Он миновал мост через сухой овраг и уже видел перед собой окраинные
домики Управления, и уже почувствовал, что задыхается и что босым пальцам
нестерпимо больно, и хотел остановиться, когда сквозь шум собственного
дыхания услыхал позади дробный топот множества ног. И тогда, вновь потеряв
голову от страха, он помчался из последних сил, не чувствуя под собою
земли, не чувствуя своего тела, отплевывая липкую тягучую слюну, ничего
больше не соображая. Луна мчалась рядом с ним над равниной, а топот
приближался и приближался, и он подумал: все, конец, и топот настиг его, и
кто-то огромный, белый, жаркий, как распаленная лошадь, появился рядом,
заслонив луну, вырвался вперед и стал медленно удаляться, в неистовом
ритме выбрасывая длинные голые ноги, и Перец увидел, что это человек в
футболке с номером "14" и в белых спортивных трусах с темной полосой, и
Перцу стало еще страшнее. Множественный топот за его спиной не
прекращался, слышались стоны и болезненное вскрикивание. Бегут, подумал он
истерически. Все бегут! Началось! И они бегут, только поздно, поздно,
поздно!..
Он смутно видел по сторонам коттеджи главной улицы, и чьи-то замершие
лица, а он все старался не отстать от длинноногого человека номер 14,
потому что не знал, куда надо бежать и где спасение, а может быть,
где-нибудь уже раздают оружие, а я не знаю где, и опять окажусь в стороне,
но я не хочу, не могу быть сейчас в стороне, потому что они там, в ящиках,
может быть и по-своему и правы, но они тоже мои враги...
Он влетел в толпу, и толпа расступилась перед ним, и перед его
глазами мелькнул квадратный флажок в шахматную клетку, и раздались
одобрительные возгласы, и кто-то знакомый побежал рядом, приговаривая: "Не
останавливайтесь, не останавливайтесь...". Тогда он остановился, и его
тотчас обступили и накинули на плечи атласный халат. Раскатистый
радиоголос произнес: "Вторым пришел Перец из отдела Научной охраны, со
временем семь минут двенадцать и три десятых секунды... Внимание,
приближается третий!"
Знакомый человек, оказавшийся Проконсулом, говорил: "Вы просто
молодец, Перец, я никак не мог ожидать. Когда вас объявили на старте, я
хохотал, а теперь вижу, что вас необходимо включить в основную группу.

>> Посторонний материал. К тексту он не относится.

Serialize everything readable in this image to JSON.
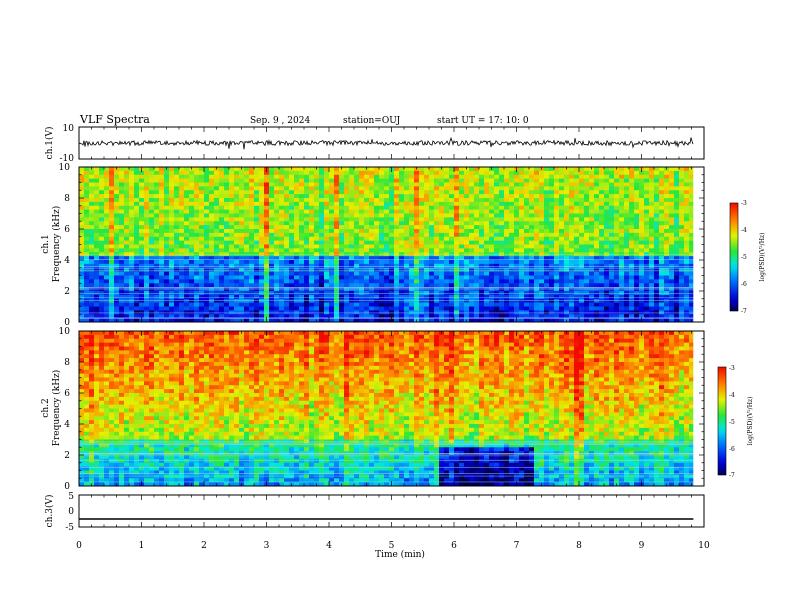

Сейчас идите отдыхайте, а завтра к двенадцати извольте на стадион. Надо
будет преодолеть штурмовую полосу. Я вас пущу за слесарные мастерские...
Не спорьте, с Кимом я договорюсь". Перец огляделся. Вокруг было много
знакомых людей и неизвестных в картонных масках. Неподалеку подбрасывали в
воздух и ловили длинноногого мужчину, который прибежал первым. Он взлетал
под самую луну, прямой как бревно, прижимая к груди большой металлический
кубок. Поперек улицы висел плакат с надписью "Финиш", а под плакатом
стоял, глядя на секундомер, Клавдий-Октавиан Домарощинер в строгом черном
пальто и с повязкой: "Гл. судья" на рукаве. "...И если бы вы бежали в
спортивной форме, - бубнил Проконсул, - можно было бы засчитать вам это
время официально". Перец отодвинул его локтем и на подгибающихся ногах
побрел сквозь толпу.
- ...Чем потеть от страха, сидя дома, - говорили в толпе. - Лучше
заняться спортом.
- То же самое я только что говорил Домарощинеру. Но дело здесь не в
страхе, не заблуждайтесь. Следовало упорядочить беготню поисковых групп.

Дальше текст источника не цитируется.